Otto stood like he was approaching a frightened animal.
“Archie—”
“Did you take my brother?”
The rain battered harder against the windows now, wind rattling faintly through the glass.
Otto said nothing, and the pressure inside me snapped.
I grabbed the nearest stool and hurled it across the café.
It crashed hard enough against the wall that Randolph flinched backward while metal legs scraped violently across tile.
“Did you take my brother?” I screamed.
The warmth in his face just… disappeared.
His eyes emptied in a way that made cold spread violently through my stomach, because I realized I had never actually seen him before now.
Not really.
Every smile, every patient little nod while helping me with homework had been performance layered over performance layered over performance.
And underneath it?
Nothing human.
“Did you?” I demanded.
“Yes.”
For a second, I genuinely thought I might throw up right there on the café floor.
Abel.
I pressed both hands against the edge of the table because suddenly my body didn’t feel connected correctly. My skin had gone freezing cold while heat climbed violently up my throat.
“You—” I swallowed hard against the nausea clawing upward. “You had him?”
Otto’s jaw shifted once. “Yes.”
My vision blurred.
Rage. Grief. Relief. Horror.
All of it slammed together so hard I couldn’t separate one feeling from the next.
“Why?” I choked out. “Why Abel?”
Otto looked at me for a long moment before answering. “You weren’t the type men paid well for.”
My stomach folded in on itself so violently I nearly doubled over.
Blond.
Abel had been blond.
Suddenly, I couldn’t stop seeing my brother at seven with sun-bleached hair falling in his eyes while he laughed at something stupid in the kitchen.
Otto hadn’t seen a kid. He’d seen a product.
“And me?” I asked hoarsely. “Afterward? You could’ve taken me too.”
“I could’ve.”
Randolph spoke quietly from beside him. “Kellerman was never motivated by money the way the others were. He enjoys proximity and embedding himself in people’s lives. Watching grief happen up close.” His mouth tightened faintly. “That’s what makes him dangerous.”
“I’m going to prove what you did,” I swore.
Otto grinned. “Good luck.”
Then his hand shot outward, fingers clamping around my throat hard enough to slam me backward against the edge of the table.
Pain exploded beneath my jaw.
I gasped, grabbing at his wrist while adrenaline detonated through me so violently my vision flashed white.
“You should’ve stayed out of this,” he snarled.
“Fuck. You.”
I drove my knee upward as hard as I could.

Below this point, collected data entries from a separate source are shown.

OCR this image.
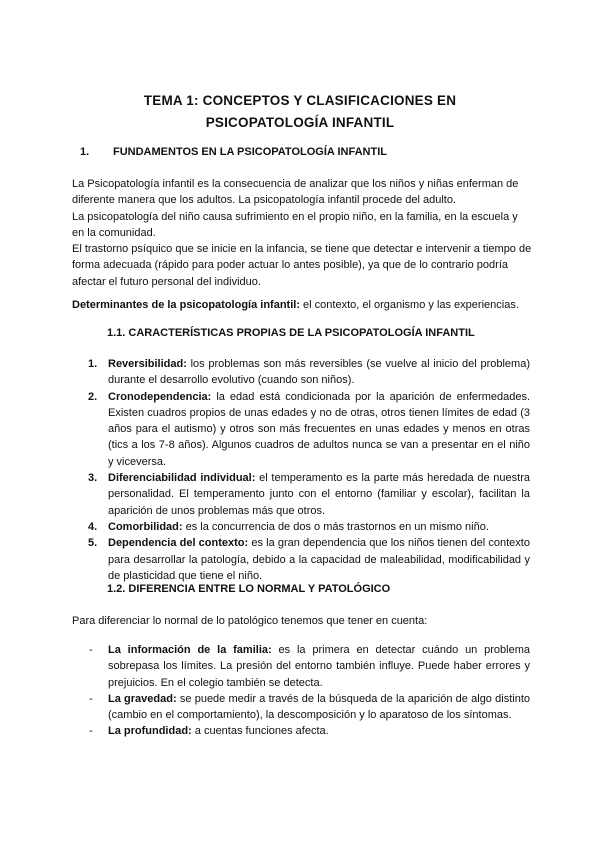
TEMA 1: CONCEPTOS Y CLASIFICACIONES EN
PSICOPATOLOGÍA INFANTIL
1. FUNDAMENTOS EN LA PSICOPATOLOGÍA INFANTIL

La Psicopatología infantil es la consecuencia de analizar que los niños y niñas enferman de diferente manera que los adultos. La psicopatología infantil procede del adulto.
La psicopatología del niño causa sufrimiento en el propio niño, en la familia, en la escuela y en la comunidad.
El trastorno psíquico que se inicie en la infancia, se tiene que detectar e intervenir a tiempo de forma adecuada (rápido para poder actuar lo antes posible), ya que de lo contrario podría afectar el futuro personal del individuo.

Determinantes de la psicopatología infantil: el contexto, el organismo y las experiencias.

1.1. CARACTERÍSTICAS PROPIAS DE LA PSICOPATOLOGÍA INFANTIL
1. Reversibilidad: los problemas son más reversibles (se vuelve al inicio del problema) durante el desarrollo evolutivo (cuando son niños).
2. Cronodependencia: la edad está condicionada por la aparición de enfermedades. Existen cuadros propios de unas edades y no de otras, otros tienen límites de edad (3 años para el autismo) y otros son más frecuentes en unas edades y menos en otras (tics a los 7-8 años). Algunos cuadros de adultos nunca se van a presentar en el niño y viceversa.
3. Diferenciabilidad individual: el temperamento es la parte más heredada de nuestra personalidad. El temperamento junto con el entorno (familiar y escolar), facilitan la aparición de unos problemas más que otros.
4. Comorbilidad: es la concurrencia de dos o más trastornos en un mismo niño.
5. Dependencia del contexto: es la gran dependencia que los niños tienen del contexto para desarrollar la patología, debido a la capacidad de maleabilidad, modificabilidad y de plasticidad que tiene el niño.
1.2. DIFERENCIA ENTRE LO NORMAL Y PATOLÓGICO

Para diferenciar lo normal de lo patológico tenemos que tener en cuenta:

- La información de la familia: es la primera en detectar cuándo un problema sobrepasa los límites. La presión del entorno también influye. Puede haber errores y prejuicios. En el colegio también se detecta.
- La gravedad: se puede medir a través de la búsqueda de la aparición de algo distinto (cambio en el comportamiento), la descomposición y lo aparatoso de los síntomas.
- La profundidad: a cuentas funciones afecta.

Otto doubled over with a strangled sound just as the café doors slammed open hard enough to rattle the glass.
“ARCHIE!”
Henry’s voice tore through the room.
I stumbled backward coughing, one hand flying to my throat while air scraped violently back into my lungs. My vision blurred instantly from adrenaline and lack of oxygen, but I still saw him.
Daddy.
Fury had hollowed him out.
His coat hung open from where he’d clearly shoved it on in a hurry, rain darkening the shoulders and the edges of his hair.
Behind him came two men in tactical vests with FBI stitched across the front and a woman with dark hair twisted into a severe bun, her expression so sharp and controlled it immediately clicked into place.